While such benefits are clear now, van der Weide and Lee faced a slew of skeptics as they worked to perfect the product.

“In a way, it was helpful that I was coming from a background outside of medicine, because I didn’t know how many other concepts had failed,” said van der Weide, an electrical and computer engineering professor in UW–Madison’s College of Engineering with several startups to his credit and 17 U.S. patents issued or pending. “But that’s one of the benefits of true collaboration—where you have an intersection of ideas coming from different perspectives.”

The idea to deliver a fatal dose of microwave energy to carefully targeted cancer cells occurred to van der Weide as he and Lee participated on a committee during a student’s dissertation defense related to more conventional treatment options. Thanks to van der Weide’s work with a variety of probes and sensors capable of analyzing everything from subsurface material defects in crystals to the composition of automotive exhaust gases, he recognized the possibilities.

After the concept proved successful, the two chose to patent the invention through the Wisconsin Alumni Research Foundation and license the technology for their own startup. Although they were not bound by prior agreements and investigated other options for patenting the device, van der Weide said they opted to work with WARF to better protect against infringement and provide future revenue to the university.

The two also briefly considered the notion of pursuing a relationship with a larger existing company to license and develop the technology. However, the expertise and network of support available through UW–Madison’s College of Engineering and School of Medicine and Public Health convinced them that launching their own company would get the technology into clinical use for the benefit of patients in the most effective way.

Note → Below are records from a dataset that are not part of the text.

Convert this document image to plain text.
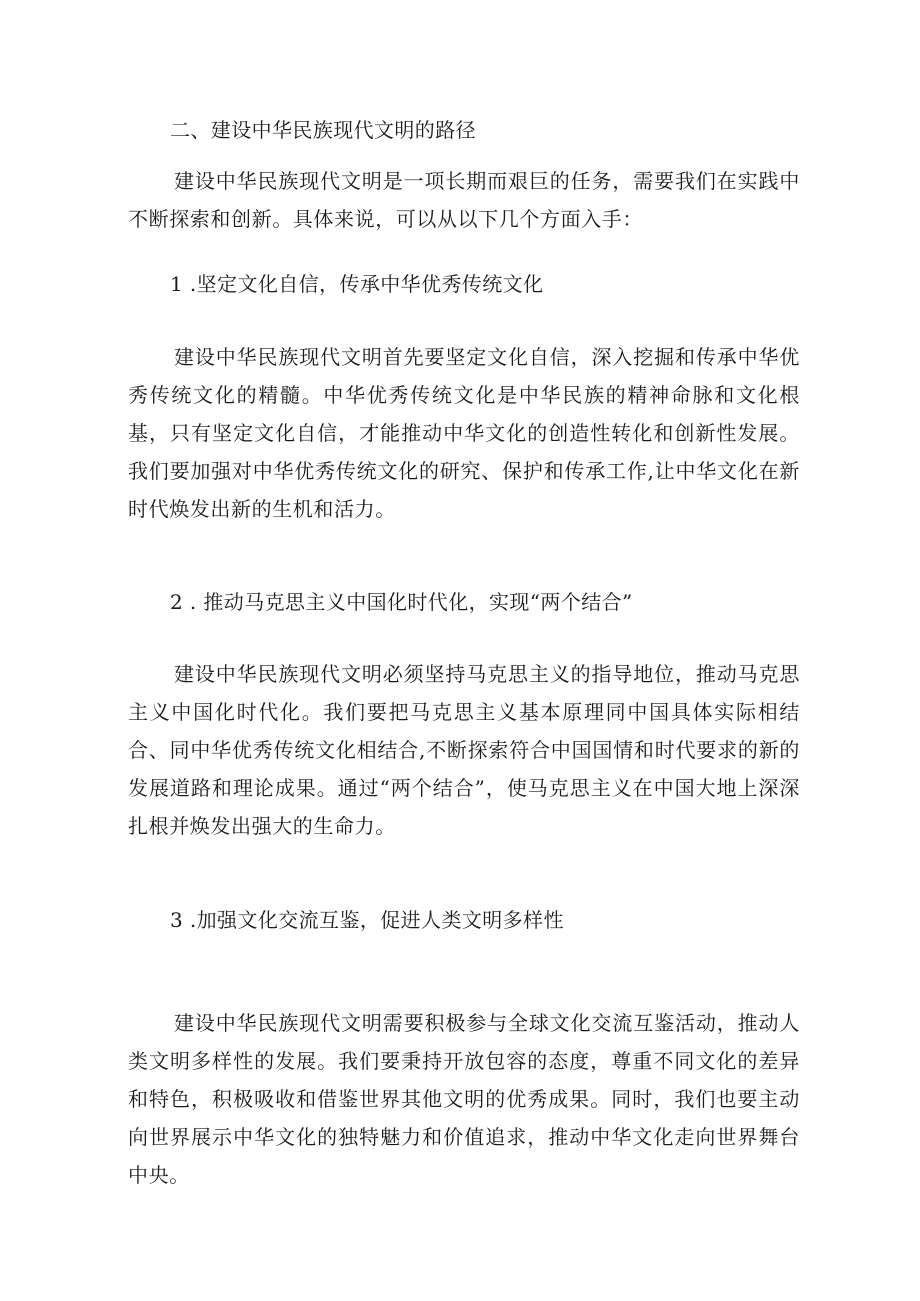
二、建设中华民族现代文明的路径

建设中华民族现代文明是一项长期而艰巨的任务，需要我们在实践中不断探索和创新。具体来说，可以从以下几个方面入手：

1 .坚定文化自信，传承中华优秀传统文化

建设中华民族现代文明首先要坚定文化自信，深入挖掘和传承中华优秀传统文化的精髓。中华优秀传统文化是中华民族的精神命脉和文化根基，只有坚定文化自信，才能推动中华文化的创造性转化和创新性发展。我们要加强对中华优秀传统文化的研究、保护和传承工作,让中华文化在新时代焕发出新的生机和活力。

2 . 推动马克思主义中国化时代化，实现“两个结合”

建设中华民族现代文明必须坚持马克思主义的指导地位，推动马克思主义中国化时代化。我们要把马克思主义基本原理同中国具体实际相结合、同中华优秀传统文化相结合,不断探索符合中国国情和时代要求的新的发展道路和理论成果。通过“两个结合”，使马克思主义在中国大地上深深扎根并焕发出强大的生命力。

3 .加强文化交流互鉴，促进人类文明多样性

建设中华民族现代文明需要积极参与全球文化交流互鉴活动，推动人类文明多样性的发展。我们要秉持开放包容的态度，尊重不同文化的差异和特色，积极吸收和借鉴世界其他文明的优秀成果。同时，我们也要主动向世界展示中华文化的独特魅力和价值追求，推动中华文化走向世界舞台中央。
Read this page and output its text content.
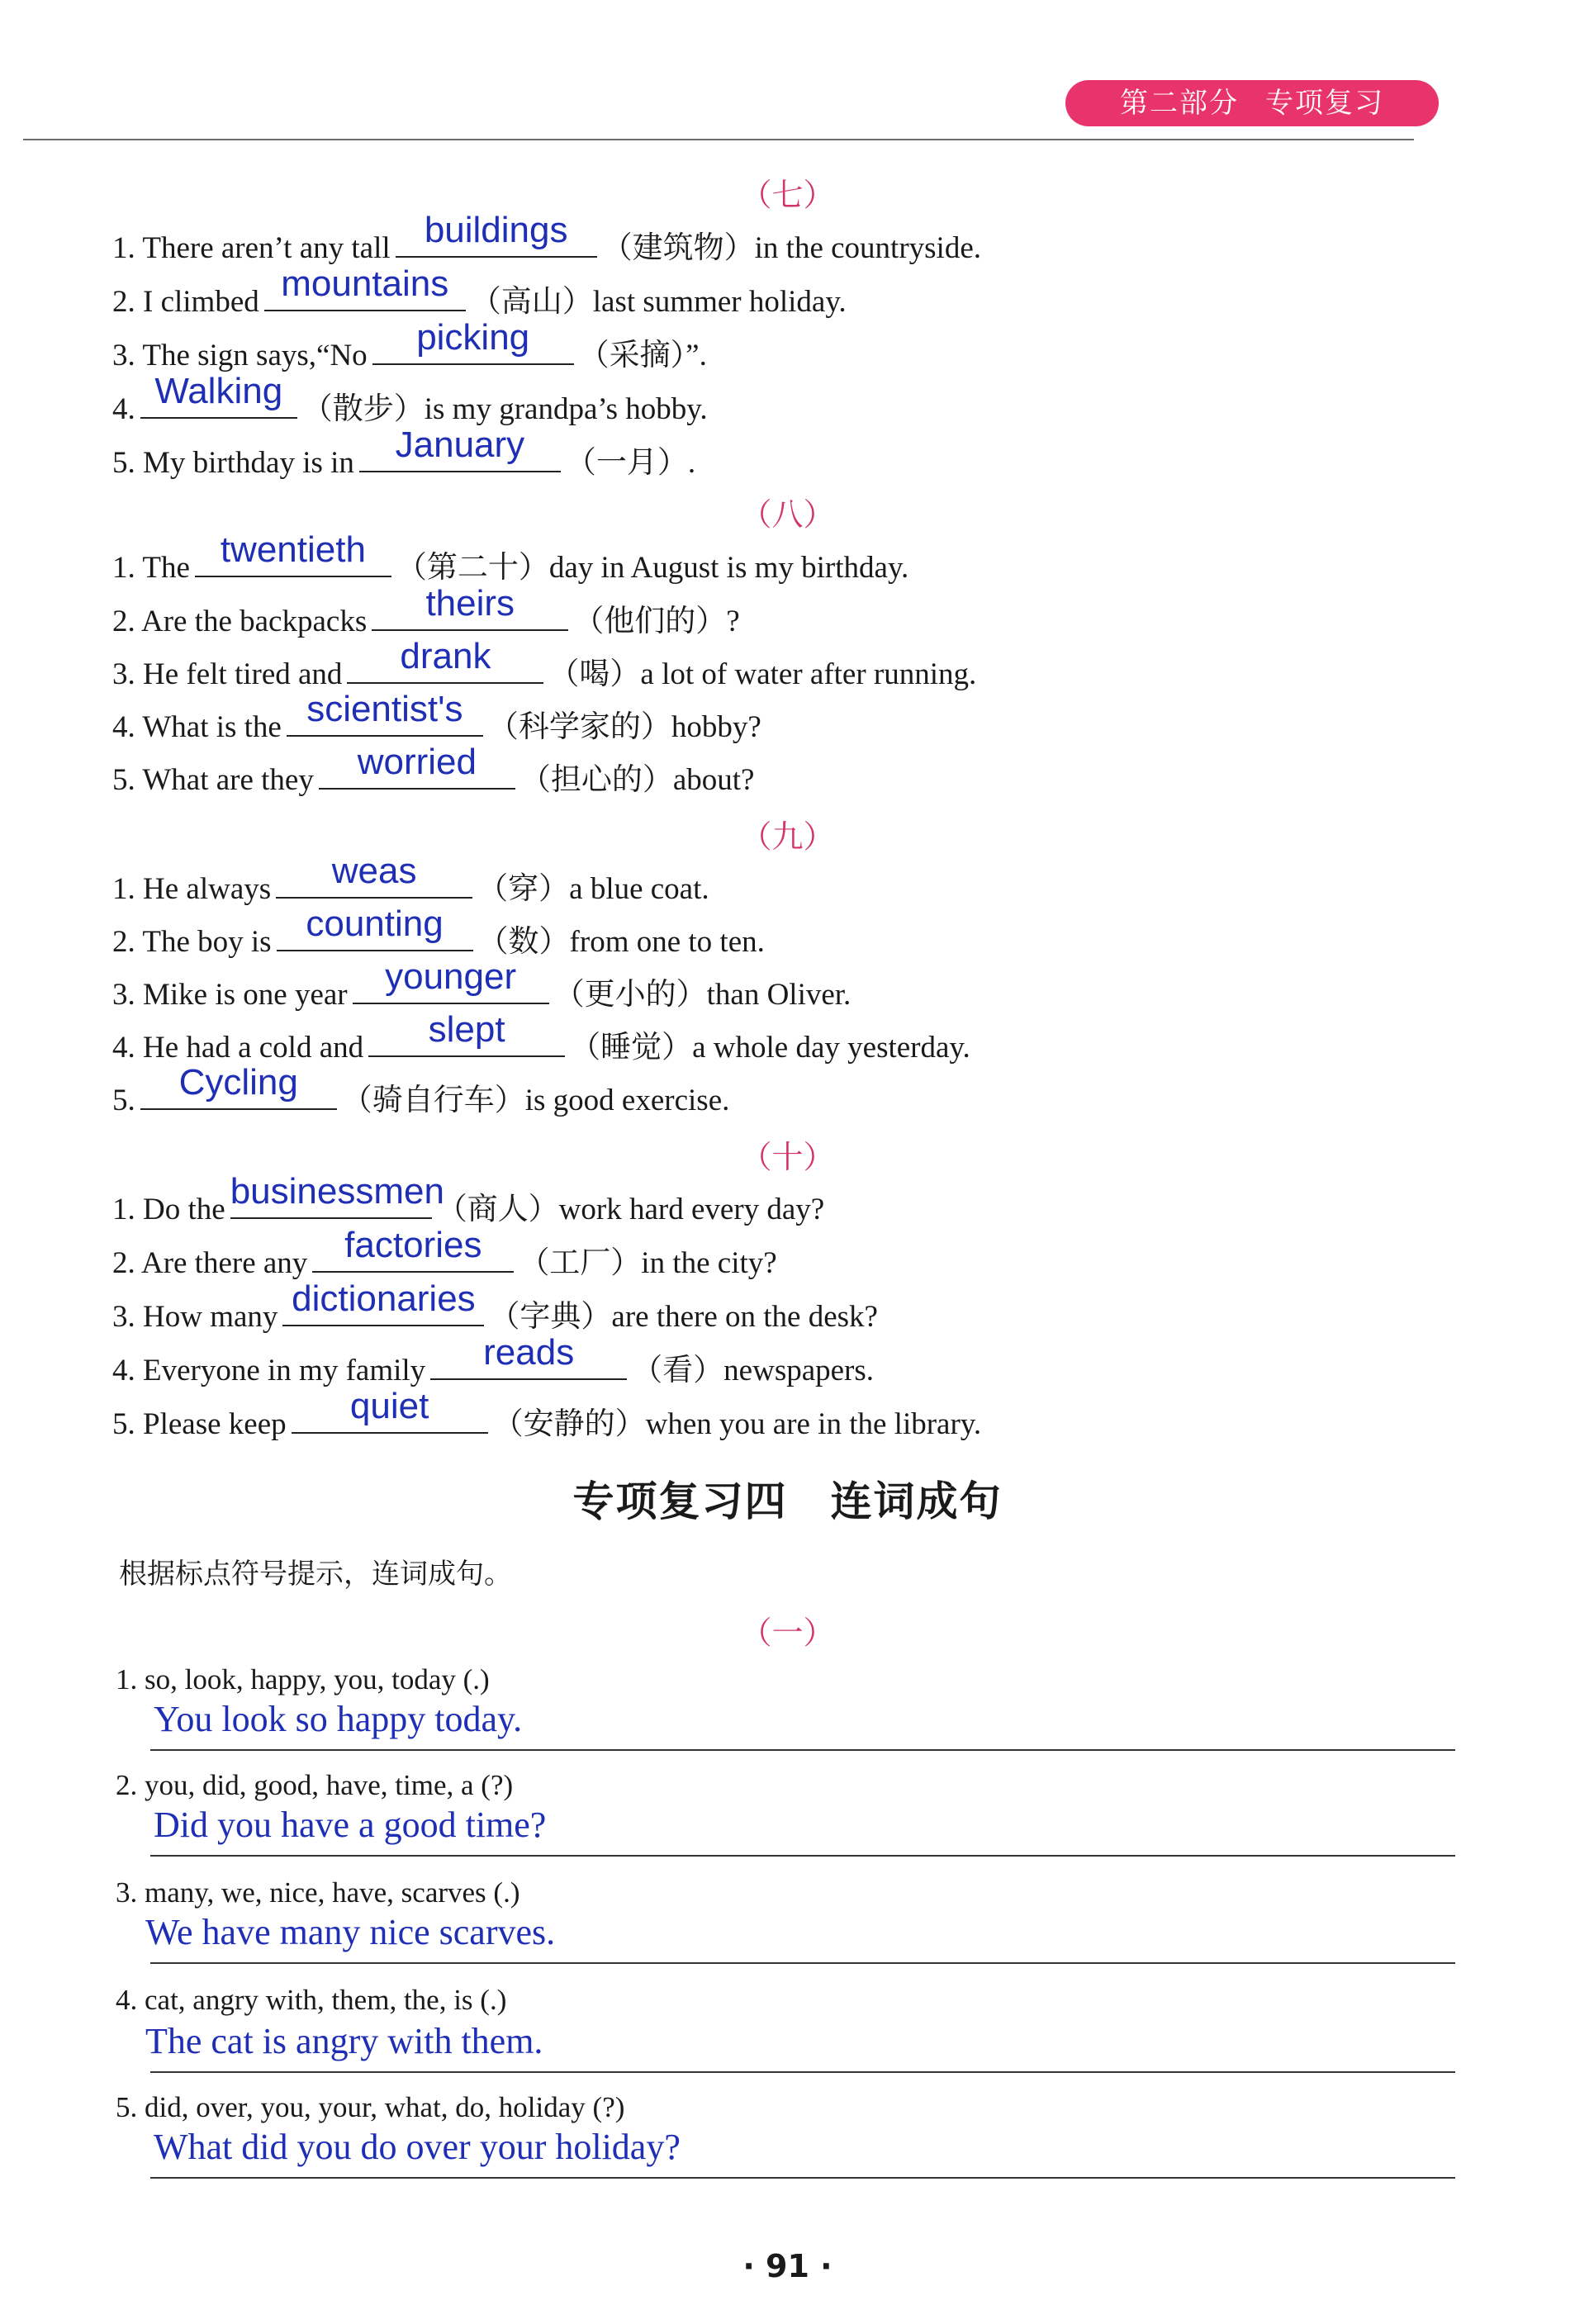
第二部分 专项复习
（七）
1. There aren’t any tall buildings	（建筑物）in the countryside.
2. I climbed mountains （高山）last summer holiday.
3. The sign says,“No	picking	（采摘）”.
4. Walking （散步）is my grandpa’s hobby.
5. My birthday is in	January	（一月）.
（八）
1. The twentieth （第二十）day in August is my birthday.
2. Are the backpacks	theirs	（他们的）?
3. He felt tired and	drank	（喝）a lot of water after running.
4. What is the scientist's （科学家的）hobby?
5. What are they	worried	（担心的）about?
（九）
1. He always	weas	（穿）a blue coat.
2. The boy is counting	（数）from one to ten.
3. Mike is one year	younger	（更小的）than Oliver.
4. He had a cold and	slept	（睡觉）a whole day yesterday.
5.	Cycling	（骑自行车）is good exercise.
（十）
1. Do the businessmen
（商人）work hard every day?
2. Are there any	factories	（工厂）in the city?
3. How many dictionaries （字典）are there on the desk?
4. Everyone in my family	reads	（看）newspapers.
5. Please keep	quiet	（安静的）when you are in the library.
专项复习四　连词成句
根据标点符号提示，连词成句。
（一）
1. so, look, happy, you, today (.)
You look so happy today.
2. you, did, good, have, time, a (?)
Did you have a good time?
3. many, we, nice, have, scarves (.)
We have many nice scarves.
4. cat, angry with, them, the, is (.)
The cat is angry with them.
5. did, over, you, your, what, do, holiday (?)
What did you do over your holiday?
· 91 ·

The ability to lure experienced executive leadership and find regional suppliers also played a role in their decision to start the young company in Madison.

“We were able to find exceptional CEO talent with Laura King, who had extensive background leading GE Healthcare’s cardiology and mammography businesses,” van der Weide said. “And thanks to Wisconsin’s strong base of medical device companies and manufacturing operations, we’ve been able to source 80 percent of our components from within the state.”

Also key to the company’s founding were Chris Brace, now an assistant professor of radiology in the School of Medicine and Public Health, and Paul Laeseke, who earned an M.D. and Ph.D. through UW–Madison’s medical scientist training program and is now completing his residency at the Stanford School of Medicine.

Lee said NeuWave anticipates hiring additional employees as several new products including a novel surgical cauterizing tool move through the development and approval process. Although van der Weide and Lee are no longer involved in the company’s day-to-day operations, they continue to serve on the board of directors and play a strategic role in the company’s technological progress.

“When we started putting our ideas together, we weren’t sure where it would lead, but our motivation to have better tools to help patients has never wavered,” Lee said. “We hope that by seeing the practical advantages of our collaboration between a doctor and an engineer, others will be inspired to pursue new interdisciplinary projects.”